Long tried to protest, but Rigg only turned around, put a finger to his lips, and whispered, “People are sleeping! Don’t wake them!”

CHAPTER 15

Trust

“I’m so sorry,” said the expendable. “One of the versions of Ram Odin did not include the word ‘immediately,’ and therefore his order was complete a fraction of a second before all the others. He is the real Ram Odin.”

Ram gave a little half smile. “How ironic. By specifying that you should act at once—”

The expendable reached out with both hands, gave Ram’s head a twist, and broke his neck. The sentence remained unfinished, but that did not matter, since the person saying it was not the real Ram Odin.

• • •

Rigg fell asleep almost as soon as he lay down among the tangle of boys in the space behind the fireplace. The one wall was quite warm from the fire on the other side; the opposite wall was cold from the late autumn air beyond it. Rigg chose one of the unloved spots near the cold wall, partly because that’s where the most empty space was available, but mostly because he was used to sleeping in the cold and preferred a bit of a chill to overheated sleep.

He woke only four hours later, as he had schooled himself to do, in the silence of the dark hours before dawn. The nook was fuller now—the late-shift boys had taken their places as well. Most of the boys’ hair was damp from sweat, for even as the fire slackened during the night, the boys’ own body heat kept them warm. Rigg himself, despite keeping his back against the cold wall, was too warm, and he stepped outside into the courtyard to cool off before beginning his morning’s work.

In the garden there was no one keeping watch—what mischief could anyone do inside the courtyard, unless he were a thief of herbs and flowers? Rigg knew, however, that if he approached the front gateway or the servants’ entrance, there would be guards to challenge him. Even if he walked around in the garden he might attract notice.

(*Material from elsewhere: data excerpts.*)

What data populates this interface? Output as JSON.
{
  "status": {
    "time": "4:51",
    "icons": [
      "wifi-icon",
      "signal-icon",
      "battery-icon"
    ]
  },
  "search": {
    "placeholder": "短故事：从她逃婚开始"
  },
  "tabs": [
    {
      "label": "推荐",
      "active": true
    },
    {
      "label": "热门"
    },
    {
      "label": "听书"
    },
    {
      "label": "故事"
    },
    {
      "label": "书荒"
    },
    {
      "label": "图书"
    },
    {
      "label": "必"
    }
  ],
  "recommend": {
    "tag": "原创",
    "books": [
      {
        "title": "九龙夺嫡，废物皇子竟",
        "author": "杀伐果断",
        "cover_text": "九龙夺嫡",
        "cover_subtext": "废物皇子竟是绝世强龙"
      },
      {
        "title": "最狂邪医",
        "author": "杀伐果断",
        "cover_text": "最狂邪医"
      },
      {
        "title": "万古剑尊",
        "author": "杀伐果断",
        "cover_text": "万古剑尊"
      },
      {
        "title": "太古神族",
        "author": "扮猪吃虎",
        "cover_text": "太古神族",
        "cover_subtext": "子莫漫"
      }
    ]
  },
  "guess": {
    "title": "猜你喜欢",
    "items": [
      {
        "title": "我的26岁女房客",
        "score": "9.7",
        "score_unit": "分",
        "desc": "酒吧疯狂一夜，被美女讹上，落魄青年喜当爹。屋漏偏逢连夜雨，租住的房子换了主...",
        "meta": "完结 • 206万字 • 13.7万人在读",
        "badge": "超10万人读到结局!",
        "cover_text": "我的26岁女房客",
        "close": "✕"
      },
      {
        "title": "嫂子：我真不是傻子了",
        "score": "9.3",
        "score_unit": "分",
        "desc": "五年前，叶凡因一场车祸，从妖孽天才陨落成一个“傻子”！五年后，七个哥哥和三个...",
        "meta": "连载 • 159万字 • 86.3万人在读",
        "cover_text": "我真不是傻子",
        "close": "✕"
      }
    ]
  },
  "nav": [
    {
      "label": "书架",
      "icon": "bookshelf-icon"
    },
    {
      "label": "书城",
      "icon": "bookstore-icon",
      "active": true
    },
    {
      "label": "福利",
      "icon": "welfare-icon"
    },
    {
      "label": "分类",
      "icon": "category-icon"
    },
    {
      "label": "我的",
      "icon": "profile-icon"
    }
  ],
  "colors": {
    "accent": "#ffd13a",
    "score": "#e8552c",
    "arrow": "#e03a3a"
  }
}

So he chose a place near the door to the kitchen—the pepper door, it was called, because the cooks sent servants through it to gather fresh herbs—and sat on the ground. The air now was quite cold. Soon the basil would die back, and then, when the snow came, the thyme. Only the woody-stemmed rosemary would last the winter.

To Rigg, the garden was almost as artificial and unnatural as the wood-floored interior of the house. Nothing grew wild here, and there was no life more complicated than a few birds, which were not allowed to nest here. Insects left paths, but so thin and faint that even if he wanted to, Rigg would not be able to single out individuals. It was just as well—for every vertebrate creature’s path there were ten thousand insect paths, and if all paths glowed equally wide and bright in Rigg’s mind the insects would blot out everything else.